American made “formula has 80 times the amount of manganese as breast milk and can directly cause brain dysfunction. Additionally, there is the hormonal equivalent of 4-5 birth control pills in a daily dose of soy formula, which can cause significantly premature puberty and other sexual abnormalities, and an increased risk of cancer.”(1)

There was a recent movement in California to ban soy in infant formula but nothing came of it. However, five foreign governments (including England & France) have taken strong anti-soy positions.

You may also be aware that in May 2017 two pediatricians published an article in the Journal of Pediatrics stating that calling breastfeeding “natural” is dangerous. Excuse me? Breastfeeding in the norm, not the exception!

What if you can’t breastfeed? What about adoption? It is possible to make your own soy-free baby formula. In fact, some friends of ours (who are both pharmacists and probably have a way better understanding of soy and its effects on the body than I do) adopted their son as a newborn and made his formula. Here is a link to a kit to make your own formula from a company that is trustworthy.
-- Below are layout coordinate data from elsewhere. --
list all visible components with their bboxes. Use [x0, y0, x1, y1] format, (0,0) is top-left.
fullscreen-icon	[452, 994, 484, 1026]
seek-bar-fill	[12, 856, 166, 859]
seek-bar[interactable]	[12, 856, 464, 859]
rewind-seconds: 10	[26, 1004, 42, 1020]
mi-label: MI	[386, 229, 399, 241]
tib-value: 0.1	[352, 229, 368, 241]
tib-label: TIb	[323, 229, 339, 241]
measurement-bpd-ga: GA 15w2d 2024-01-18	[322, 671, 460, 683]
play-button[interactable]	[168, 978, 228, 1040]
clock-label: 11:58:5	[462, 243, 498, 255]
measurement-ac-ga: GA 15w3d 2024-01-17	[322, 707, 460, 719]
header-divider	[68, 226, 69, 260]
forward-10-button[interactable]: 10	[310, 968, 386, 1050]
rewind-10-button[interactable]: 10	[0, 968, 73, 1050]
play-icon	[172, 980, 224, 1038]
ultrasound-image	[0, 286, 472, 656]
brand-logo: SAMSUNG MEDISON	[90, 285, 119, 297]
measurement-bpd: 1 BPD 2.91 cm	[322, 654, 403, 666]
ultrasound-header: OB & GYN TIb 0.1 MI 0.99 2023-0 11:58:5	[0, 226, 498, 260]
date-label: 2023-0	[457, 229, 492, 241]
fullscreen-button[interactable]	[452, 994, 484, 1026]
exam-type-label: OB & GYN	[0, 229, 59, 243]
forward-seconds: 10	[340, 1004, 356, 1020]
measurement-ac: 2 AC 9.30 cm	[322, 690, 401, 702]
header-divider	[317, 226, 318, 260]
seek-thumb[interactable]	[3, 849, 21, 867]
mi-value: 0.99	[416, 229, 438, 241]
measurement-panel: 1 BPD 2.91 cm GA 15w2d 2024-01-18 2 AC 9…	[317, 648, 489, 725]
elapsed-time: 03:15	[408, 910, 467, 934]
Don’t forget to pin this Cashew Chicken Salad to your favorite Pinterest board for later!



Cashew Chicken Salad: This is the most flavorful chicken I have ever made! It was an instant hit for the whole family, took less than 30 minutes to prepare, & taste so great as leftovers that we don't even bother reheating it. Serve this as the main event, bring it to a potluck, or make ahead and eat for a healthy lunch during the week. 

3/4 cup cashews toasted or roasted
1 Tbsp avocado oil or substitute coconut oil or butter
1/4 cup avocado oil or substitute coconut oil, butter, or goose fat
1 1/2 pounds boneless skinless chicken thighs cubed
1 tsp Celtic sea salt
1 tsp garlic powder or 2 cloves minced garlic
1 1/2 tsp basil, dried
1/4 tsp black pepper
1/4 cup coconut aminos or substitute soy sauce
2 Tbsp maple syrup pure, organic
12 cups lettuce variety
1/2 small red onion sliced into thin strips about 1 inch long

1.Heat the oil in large pan over medium heat. Add cashews and stir frequently until they start to brown and look "toasted". Remove from pan and set aside.
1.Heat oil in large pan over medium heat, add the cubed chicken and season with salt, pepper, and spices. Sauté until chicken is no longer translucent and then turn heat down to medium low. Allow chicken to continue to cook, uncovered & stirring occasionally, until the juices have cooked down and there is very little liquid left in the pan.